Optimal transport analysis reveals trajectories in steady-state systems
Author(s) -
Stephen Zhang,
Anton Afanassiev,
Laura Greenstreet,
Tetsuya Matsumoto,
Geoffrey Schiebinger
Publication year - 2021
Publication title -
plos computational biology
Language(s) - English
Resource type - Journals
SCImago Journal Rank - 2.628
H-Index - 182
eISSN - 1553-7358
pISSN - 1553-734X
DOI - 10.1371/journal.pcbi.1009466
Subject(s) - snapshot (computer storage) , systems biology , computer science , population , mathematical and theoretical biology , statistical physics , biology , computational biology , bioinformatics , physics , demography , sociology , operating system
Understanding how cells change their identity and behaviour in living systems is an important question in many fields of biology. The problem of inferring cell trajectories from single-cell measurements has been a major topic in the single-cell analysis community, with different methods developed for equilibrium and non-equilibrium systems (e.g. haematopoeisis vs. embryonic development).
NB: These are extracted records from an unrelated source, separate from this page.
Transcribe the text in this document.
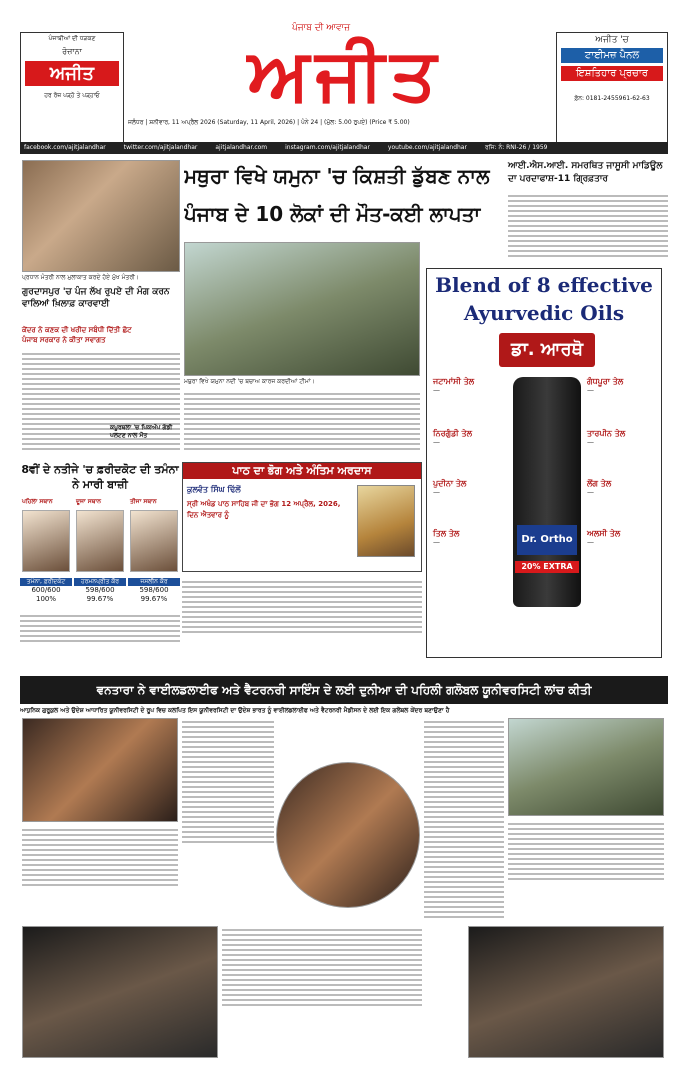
ਪੰਜਾਬੀਆਂ ਦੀ ਧੜਕਣ
ਰੋਜ਼ਾਨਾ
ਅਜੀਤ
ਹਰ ਰੋਜ਼ ਪੜ੍ਹੋ ਤੇ ਪੜ੍ਹਾਓ
ਪੰਜਾਬ ਦੀ ਆਵਾਜ਼
ਅਜੀਤ
ਜਲੰਧਰ | ਸ਼ਨੀਵਾਰ, 11 ਅਪ੍ਰੈਲ 2026 (Saturday, 11 April, 2026) | ਪੰਨੇ 24 | (ਮੁੱਲ: 5.00 ਰੁਪਏ) (Price ₹ 5.00)
ਅਜੀਤ 'ਚ
ਟਾਈਮਜ਼ ਪੈਨਲ
ਇਸ਼ਤਿਹਾਰ ਪ੍ਰਚਾਰ
ਫ਼ੋਨ: 0181-2455961-62-63
facebook.com/ajitjalandhar	twitter.com/ajitjalandhar	ajitjalandhar.com	instagram.com/ajitjalandhar	youtube.com/ajitjalandhar	ਰਜਿ: ਨੰ: RNI-26 / 1959
ਪ੍ਰਧਾਨ ਮੰਤਰੀ ਨਾਲ ਮੁਲਾਕਾਤ ਕਰਦੇ ਹੋਏ ਮੁੱਖ ਮੰਤਰੀ।
ਗੁਰਦਾਸਪੁਰ 'ਚ ਪੰਜ ਲੱਖ ਰੁਪਏ ਦੀ ਮੰਗ ਕਰਨ ਵਾਲਿਆਂ ਖ਼ਿਲਾਫ਼ ਕਾਰਵਾਈ
ਕੇਂਦਰ ਨੇ ਕਣਕ ਦੀ ਖਰੀਦ ਸਬੰਧੀ ਦਿੱਤੀ ਛੋਟ
ਪੰਜਾਬ ਸਰਕਾਰ ਨੇ ਕੀਤਾ ਸਵਾਗਤ
ਮਥੁਰਾ ਵਿਖੇ ਯਮੁਨਾ 'ਚ ਕਿਸ਼ਤੀ ਡੁੱਬਣ ਨਾਲ
ਪੰਜਾਬ ਦੇ 10 ਲੋਕਾਂ ਦੀ ਮੌਤ-ਕਈ ਲਾਪਤਾ
ਮਥੁਰਾ ਵਿਖੇ ਯਮੁਨਾ ਨਦੀ 'ਚ ਬਚਾਅ ਕਾਰਜ ਕਰਦੀਆਂ ਟੀਮਾਂ।
ਆਈ.ਐਸ.ਆਈ. ਸਮਰਥਿਤ ਜਾਸੂਸੀ ਮਾਡਿਊਲ ਦਾ ਪਰਦਾਫਾਸ਼-11 ਗ੍ਰਿਫ਼ਤਾਰ
Blend of 8 effective
Ayurvedic Oils
ਡਾ. ਆਰਥੋ
Dr. Ortho
20% EXTRA
ਜਟਾਮਾਂਸੀ ਤੇਲ
—
ਗੰਧਪੂਰਾ ਤੇਲ
—
ਨਿਰਗੁੰਡੀ ਤੇਲ
—
ਤਾਰਪੀਨ ਤੇਲ
—
ਪੁਦੀਨਾ ਤੇਲ
—
ਲੌਂਗ ਤੇਲ
—
ਤਿਲ ਤੇਲ
—
ਅਲਸੀ ਤੇਲ
—
8ਵੀਂ ਦੇ ਨਤੀਜੇ 'ਚ ਫ਼ਰੀਦਕੋਟ ਦੀ ਤਮੰਨਾ ਨੇ ਮਾਰੀ ਬਾਜ਼ੀ
ਪਹਿਲਾ ਸਥਾਨ	ਦੂਜਾ ਸਥਾਨ	ਤੀਜਾ ਸਥਾਨ
ਤਮੰਨਾ, ਫ਼ਰੀਦਕੋਟ	ਹਰਮਨਪ੍ਰੀਤ ਕੌਰ	ਜਸਲੀਨ ਕੌਰ
600/600	598/600	598/600
100%	99.67%	99.67%
ਪਾਠ ਦਾ ਭੋਗ ਅਤੇ ਅੰਤਿਮ ਅਰਦਾਸ
ਕੁਲਵੰਤ ਸਿੰਘ ਢਿੱਲੋਂ
ਸ੍ਰੀ ਅਖੰਡ ਪਾਠ ਸਾਹਿਬ ਜੀ ਦਾ ਭੋਗ 12 ਅਪ੍ਰੈਲ, 2026, ਦਿਨ ਐਤਵਾਰ ਨੂੰ
ਕਪੂਰਥਲਾ 'ਚ ਪਿਕਅੱਪ ਗੱਡੀ ਪਲਟਣ ਨਾਲ ਮੌਤ
ਵਨਤਾਰਾ ਨੇ ਵਾਈਲਡਲਾਈਫ ਅਤੇ ਵੈਟਰਨਰੀ ਸਾਇੰਸ ਦੇ ਲਈ ਦੁਨੀਆ ਦੀ ਪਹਿਲੀ ਗਲੋਬਲ ਯੂਨੀਵਰਸਿਟੀ ਲਾਂਚ ਕੀਤੀ
ਆਧੁਨਿਕ ਗੁਰੂਕੁਲ ਅਤੇ ਉਦੇਸ਼ ਆਧਾਰਿਤ ਯੂਨੀਵਰਸਿਟੀ ਦੇ ਰੂਪ ਵਿਚ ਕਲਪਿਤ ਇਸ ਯੂਨੀਵਰਸਿਟੀ ਦਾ ਉਦੇਸ਼ ਭਾਰਤ ਨੂੰ ਵਾਈਲਡਲਾਈਫ ਅਤੇ ਵੈਟਰਨਰੀ ਮੈਡੀਸਨ ਦੇ ਲਈ ਇਕ ਗਲੋਬਲ ਕੇਂਦਰ ਬਣਾਉਣਾ ਹੈ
We show that optimal transport analysis, a technique originally designed for analysing time-courses, may also be applied to infer cellular trajectories from a single snapshot of a population in equilibrium. Therefore, optimal transport provides a unified approach to inferring trajectories that is applicable to both stationary and non-stationary systems. Our method, StationaryOT, is mathematically motivated in a natural way from the hypothesis of a Waddington’s epigenetic landscape. We implement StationaryOT as a software package and demonstrate its efficacy in applications to simulated data as well as single-cell data from Arabidopsis thaliana root development.